Bessel was very interested in effects that can impact on acurate measurements, and studied precession, nutation, aberration and refraction. His results are summarized in the "Tabulae Regiomontanae reductionum observationum" (Königsberg Tables for reducing observations) of 1830; this work also contains the positions of Maskeleyne's 36 "fundamental stars" and Polaris from 1750 to 1850. Moreover, in 1821, he discovered the "Personal Equation," the effect of the observer's personality and circumstances on astrometrical measurements, and suspected variations of the obliquity of the ecliptic.
He also was concerned on the quality of his instruments, and effects of instrumental errors on observations, which he thought could be eliminated by expended data reduction. Engelmann counts 23 articles on his investigations of astronomical instruments for angular measurements.
Bessel's first contribution to astronomy had been on comet Halley's 1607 aparation, and he always stayed interested in comets, both by observing and by calculating their orbits; for this purpose, he improved the orbit calculation methods. Following the return of Comet Halley in 1835, which he had occasion to observe, Bessel developed the "Physical Theory of Comets," published 1836, stating that comets are mainly consisted of volatile matter.
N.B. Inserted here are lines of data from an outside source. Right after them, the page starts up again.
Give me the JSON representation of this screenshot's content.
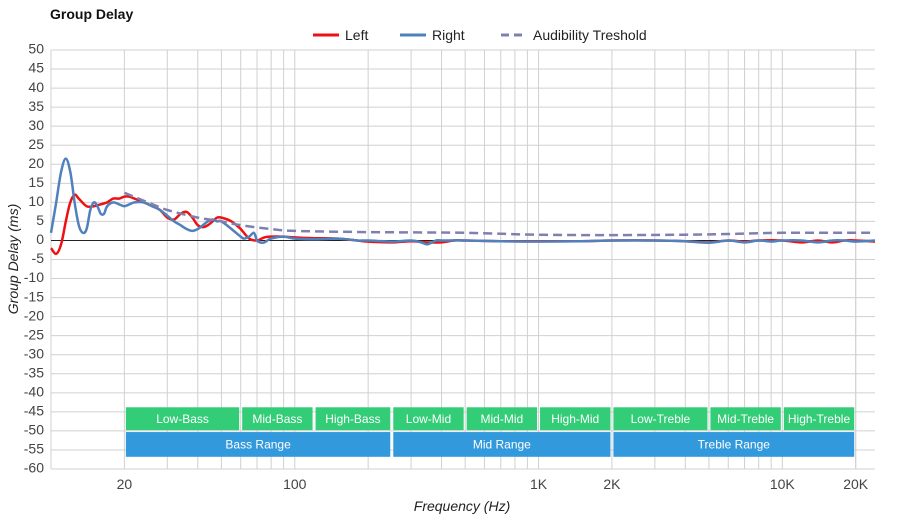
{
  "chart_data": {
    "type": "line",
    "title": "Group Delay",
    "xlabel": "Frequency (Hz)",
    "ylabel": "Group Delay (ms)",
    "x_scale": "log",
    "xlim": [
      10,
      24000
    ],
    "ylim": [
      -60,
      50
    ],
    "grid": true,
    "legend_position": "top-center",
    "x_ticks": [
      {
        "value": 20,
        "label": "20"
      },
      {
        "value": 100,
        "label": "100"
      },
      {
        "value": 1000,
        "label": "1K"
      },
      {
        "value": 2000,
        "label": "2K"
      },
      {
        "value": 10000,
        "label": "10K"
      },
      {
        "value": 20000,
        "label": "20K"
      }
    ],
    "y_ticks": [
      50,
      45,
      40,
      35,
      30,
      25,
      20,
      15,
      10,
      5,
      0,
      -5,
      -10,
      -15,
      -20,
      -25,
      -30,
      -35,
      -40,
      -45,
      -50,
      -55,
      -60
    ],
    "series": [
      {
        "name": "Left",
        "color": "#ee1111",
        "dash": false,
        "points": [
          [
            10,
            -2
          ],
          [
            10.5,
            -3.5
          ],
          [
            11,
            -1
          ],
          [
            11.5,
            5
          ],
          [
            12,
            10
          ],
          [
            12.5,
            12
          ],
          [
            13,
            11
          ],
          [
            14,
            9
          ],
          [
            15,
            9
          ],
          [
            16,
            9.5
          ],
          [
            17,
            10
          ],
          [
            18,
            11
          ],
          [
            19,
            11
          ],
          [
            20,
            11.5
          ],
          [
            21,
            11.5
          ],
          [
            22,
            11
          ],
          [
            24,
            10
          ],
          [
            26,
            9
          ],
          [
            28,
            8
          ],
          [
            30,
            6
          ],
          [
            32,
            5.5
          ],
          [
            34,
            7
          ],
          [
            36,
            7.5
          ],
          [
            38,
            6
          ],
          [
            40,
            4
          ],
          [
            42,
            3.5
          ],
          [
            44,
            4
          ],
          [
            46,
            5
          ],
          [
            48,
            6
          ],
          [
            50,
            6
          ],
          [
            55,
            5
          ],
          [
            60,
            3
          ],
          [
            65,
            0.5
          ],
          [
            70,
            0
          ],
          [
            75,
            0.8
          ],
          [
            80,
            1
          ],
          [
            90,
            1
          ],
          [
            100,
            0.8
          ],
          [
            120,
            0.6
          ],
          [
            150,
            0.5
          ],
          [
            180,
            0
          ],
          [
            200,
            -0.3
          ],
          [
            250,
            -0.5
          ],
          [
            300,
            -0.2
          ],
          [
            350,
            -0.5
          ],
          [
            400,
            -0.5
          ],
          [
            450,
            0
          ],
          [
            500,
            0
          ],
          [
            700,
            -0.2
          ],
          [
            1000,
            -0.2
          ],
          [
            1500,
            -0.2
          ],
          [
            2000,
            0
          ],
          [
            3000,
            0
          ],
          [
            4000,
            -0.2
          ],
          [
            5000,
            -0.5
          ],
          [
            6000,
            0
          ],
          [
            7000,
            -0.3
          ],
          [
            8000,
            0
          ],
          [
            10000,
            0
          ],
          [
            12000,
            -0.5
          ],
          [
            14000,
            0
          ],
          [
            16000,
            -0.5
          ],
          [
            18000,
            0
          ],
          [
            20000,
            0
          ],
          [
            24000,
            -0.3
          ]
        ]
      },
      {
        "name": "Right",
        "color": "#4f81bd",
        "dash": false,
        "points": [
          [
            10,
            2
          ],
          [
            10.5,
            10
          ],
          [
            11,
            18
          ],
          [
            11.5,
            21.5
          ],
          [
            12,
            18
          ],
          [
            12.5,
            10
          ],
          [
            13,
            4
          ],
          [
            13.5,
            2
          ],
          [
            14,
            3
          ],
          [
            14.5,
            8
          ],
          [
            15,
            10
          ],
          [
            15.5,
            9
          ],
          [
            16,
            7
          ],
          [
            16.5,
            7
          ],
          [
            17,
            9
          ],
          [
            18,
            10
          ],
          [
            19,
            9.5
          ],
          [
            20,
            9
          ],
          [
            21,
            9.5
          ],
          [
            22,
            10
          ],
          [
            24,
            10
          ],
          [
            26,
            9
          ],
          [
            28,
            8
          ],
          [
            30,
            6.5
          ],
          [
            32,
            5
          ],
          [
            34,
            4
          ],
          [
            36,
            3
          ],
          [
            38,
            2.5
          ],
          [
            40,
            3
          ],
          [
            42,
            4
          ],
          [
            44,
            5
          ],
          [
            46,
            5.5
          ],
          [
            48,
            5
          ],
          [
            50,
            5
          ],
          [
            55,
            3
          ],
          [
            60,
            1
          ],
          [
            62,
            0.5
          ],
          [
            65,
            1
          ],
          [
            68,
            2
          ],
          [
            70,
            0
          ],
          [
            72,
            -0.5
          ],
          [
            75,
            -0.5
          ],
          [
            80,
            0.5
          ],
          [
            90,
            1
          ],
          [
            100,
            0.5
          ],
          [
            120,
            0.3
          ],
          [
            150,
            0.5
          ],
          [
            180,
            0
          ],
          [
            200,
            0
          ],
          [
            250,
            -0.3
          ],
          [
            300,
            0
          ],
          [
            330,
            -0.5
          ],
          [
            350,
            -1
          ],
          [
            380,
            0
          ],
          [
            400,
            0
          ],
          [
            500,
            0
          ],
          [
            700,
            -0.2
          ],
          [
            1000,
            -0.3
          ],
          [
            1500,
            -0.2
          ],
          [
            2000,
            0
          ],
          [
            3000,
            0
          ],
          [
            4000,
            -0.2
          ],
          [
            5000,
            -0.6
          ],
          [
            6000,
            0
          ],
          [
            7000,
            -0.5
          ],
          [
            8000,
            0
          ],
          [
            9000,
            -0.3
          ],
          [
            10000,
            0
          ],
          [
            12000,
            0
          ],
          [
            14000,
            -0.5
          ],
          [
            16000,
            0
          ],
          [
            18000,
            0
          ],
          [
            20000,
            -0.3
          ],
          [
            24000,
            0
          ]
        ]
      },
      {
        "name": "Audibility Treshold",
        "color": "#8080b0",
        "dash": true,
        "points": [
          [
            20,
            12.5
          ],
          [
            25,
            10
          ],
          [
            30,
            8
          ],
          [
            40,
            6
          ],
          [
            50,
            5
          ],
          [
            60,
            4
          ],
          [
            80,
            3
          ],
          [
            100,
            2.5
          ],
          [
            200,
            2.2
          ],
          [
            500,
            2
          ],
          [
            1000,
            1.5
          ],
          [
            2000,
            1.4
          ],
          [
            4000,
            1.5
          ],
          [
            6000,
            1.7
          ],
          [
            10000,
            2
          ],
          [
            24000,
            2
          ]
        ]
      }
    ],
    "frequency_bands": [
      {
        "label": "Low-Bass",
        "from": 20,
        "to": 60,
        "row": 1
      },
      {
        "label": "Mid-Bass",
        "from": 60,
        "to": 120,
        "row": 1
      },
      {
        "label": "High-Bass",
        "from": 120,
        "to": 250,
        "row": 1
      },
      {
        "label": "Low-Mid",
        "from": 250,
        "to": 500,
        "row": 1
      },
      {
        "label": "Mid-Mid",
        "from": 500,
        "to": 1000,
        "row": 1
      },
      {
        "label": "High-Mid",
        "from": 1000,
        "to": 2000,
        "row": 1
      },
      {
        "label": "Low-Treble",
        "from": 2000,
        "to": 5000,
        "row": 1
      },
      {
        "label": "Mid-Treble",
        "from": 5000,
        "to": 10000,
        "row": 1
      },
      {
        "label": "High-Treble",
        "from": 10000,
        "to": 20000,
        "row": 1
      },
      {
        "label": "Bass Range",
        "from": 20,
        "to": 250,
        "row": 2
      },
      {
        "label": "Mid Range",
        "from": 250,
        "to": 2000,
        "row": 2
      },
      {
        "label": "Treble Range",
        "from": 2000,
        "to": 20000,
        "row": 2
      }
    ],
    "colors": {
      "band_row1": "#33cc77",
      "band_row2": "#3399dd",
      "grid": "#d0d0d0",
      "zero_line": "#222222"
    }
  }
}
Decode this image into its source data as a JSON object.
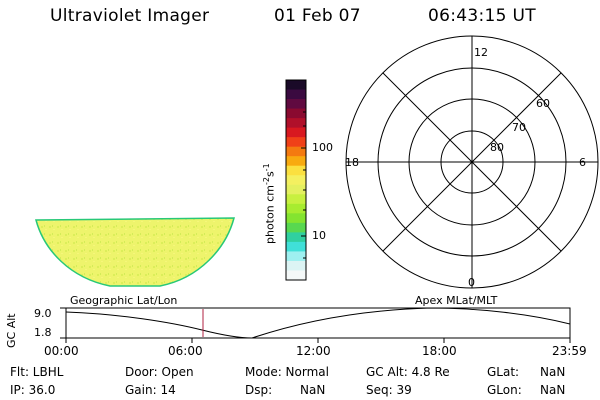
{
  "header": {
    "instrument": "Ultraviolet Imager",
    "date": "01 Feb 07",
    "time": "06:43:15 UT"
  },
  "colorbar": {
    "unit_label": "photon cm",
    "unit_exp1": "-2",
    "unit_mid": "s",
    "unit_exp2": "-1",
    "tick_100": "100",
    "tick_10": "10",
    "colors": [
      "#1a0a28",
      "#3a0a40",
      "#600a40",
      "#8a0a30",
      "#b0102a",
      "#d81820",
      "#f04018",
      "#f47a10",
      "#f8aa10",
      "#fbe040",
      "#f4f060",
      "#e4f060",
      "#c8f040",
      "#a8ec30",
      "#84e430",
      "#58d850",
      "#30d0a0",
      "#40e0d8",
      "#9ef0f0",
      "#dcf4f4",
      "#f4f8f8"
    ]
  },
  "map": {
    "fill_color": "#ecf26a",
    "edge_color": "#28c878"
  },
  "polar": {
    "mlt_12": "12",
    "mlt_18": "18",
    "mlt_6": "6",
    "mlt_0": "0",
    "lat_60": "60",
    "lat_70": "70",
    "lat_80": "80"
  },
  "timeline": {
    "left_label": "Geographic Lat/Lon",
    "right_label": "Apex MLat/MLT",
    "yaxis_label": "GC Alt",
    "ymax": "9.0",
    "ymin": "1.8",
    "ticks": [
      "00:00",
      "06:00",
      "12:00",
      "18:00",
      "23:59"
    ],
    "marker_color": "#b02040"
  },
  "info": {
    "flt": "Flt: LBHL",
    "ip": "IP: 36.0",
    "door": "Door: Open",
    "gain": "Gain: 14",
    "mode": "Mode: Normal",
    "dsp_label": "Dsp:",
    "dsp_value": "NaN",
    "gcalt": "GC Alt: 4.8 Re",
    "seq": "Seq: 39",
    "glat_label": "GLat:",
    "glat_value": "NaN",
    "glon_label": "GLon:",
    "glon_value": "NaN"
  }
}
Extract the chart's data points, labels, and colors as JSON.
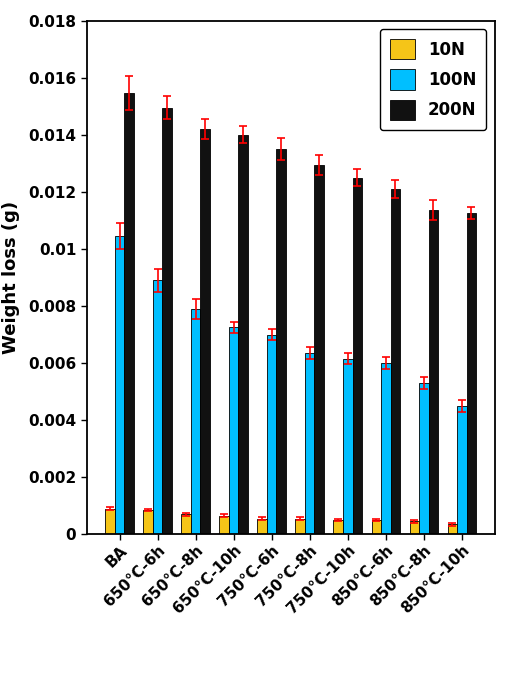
{
  "categories": [
    "BA",
    "650°C-6h",
    "650°C-8h",
    "650°C-10h",
    "750°C-6h",
    "750°C-8h",
    "750°C-10h",
    "850°C-6h",
    "850°C-8h",
    "850°C-10h"
  ],
  "values_10N": [
    0.0009,
    0.00085,
    0.0007,
    0.00065,
    0.00055,
    0.00055,
    0.0005,
    0.0005,
    0.00045,
    0.00035
  ],
  "values_100N": [
    0.01045,
    0.0089,
    0.0079,
    0.00725,
    0.007,
    0.00635,
    0.00615,
    0.006,
    0.0053,
    0.0045
  ],
  "values_200N": [
    0.01545,
    0.01495,
    0.0142,
    0.014,
    0.0135,
    0.01295,
    0.0125,
    0.0121,
    0.01135,
    0.01125
  ],
  "errors_10N": [
    5e-05,
    5e-05,
    5e-05,
    5e-05,
    5e-05,
    5e-05,
    5e-05,
    5e-05,
    5e-05,
    5e-05
  ],
  "errors_100N": [
    0.00045,
    0.0004,
    0.00035,
    0.0002,
    0.0002,
    0.0002,
    0.0002,
    0.0002,
    0.0002,
    0.0002
  ],
  "errors_200N": [
    0.0006,
    0.0004,
    0.00035,
    0.0003,
    0.0004,
    0.00035,
    0.0003,
    0.0003,
    0.00035,
    0.0002
  ],
  "color_10N": "#F5C518",
  "color_100N": "#00BFFF",
  "color_200N": "#111111",
  "ylabel": "Weight loss (g)",
  "ylim": [
    0,
    0.018
  ],
  "ytick_vals": [
    0,
    0.002,
    0.004,
    0.006,
    0.008,
    0.01,
    0.012,
    0.014,
    0.016,
    0.018
  ],
  "ytick_labels": [
    "0",
    "0.002",
    "0.004",
    "0.006",
    "0.008",
    "0.01",
    "0.012",
    "0.014",
    "0.016",
    "0.018"
  ],
  "legend_labels": [
    "10N",
    "100N",
    "200N"
  ],
  "bar_width": 0.25,
  "figsize": [
    5.1,
    6.85
  ],
  "dpi": 100
}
In 1839, he proposed methods to calculate meteoroid orbits from meteor observations.
His continued interest in planetary astronomy caused him to observe the orbits of the satellites of Jupiter and in particular, Saturn's moon Titan, with the Fraunhofer heliometer, resulting in acurate determinations of the masses of planets Jupiter and Saturn. In 1837, he investigated the disturbation theory of Uranus, and supported the hypothesis of a further planet. That planet was finally found in the year of Bessel's death, 1846, and named Neptune.
Bessel was the first to measure and publish a parallax, and calculate the distance to a star, double star 61 Cygni, from observations during 18 months in 1837 and 1838. Bessel's parallax value of 0.314", corresponding to a distance of 3.18 parsec or 10.4 light years, is very close to the modern value of 0.292", corresponding to 3.42 pc (11.2 ly). He had selected 61 Cygni because it had the largest known proper motion. Concerned ybout the acuracy of his parallax, Bessel re-determined the parallax of 61 Cyg in 1840, together with Heinrich Schlüter, yielding a somewhat less acurate value of 0.348", corresponding to 2.87 pc (9.4 ly). Concurrently, Thomas Henderson published a parallax for Alpha Centauri in 1839, derived from 1832-33 observations at the Cape of Good Hope, and in 1840, F.W.G. Struve of Dorpat presented his (less acurate) parallax for Vega from observations in 1835-1837.
In 1841, Bessel announced that Sirius and Procyon each had an invisible (to then) companion because of variations in their proper motion. An orbit for Sirius' companion, Sirius B, was calculated ten years later, and it was eventually found by Alvan Clark in 1862, Procyon B was not discovered before 1896, by Schaeberle with the 36-inch telescope of Lick Observatory. These two remarkable stars were later revealed to be White Dwarfs.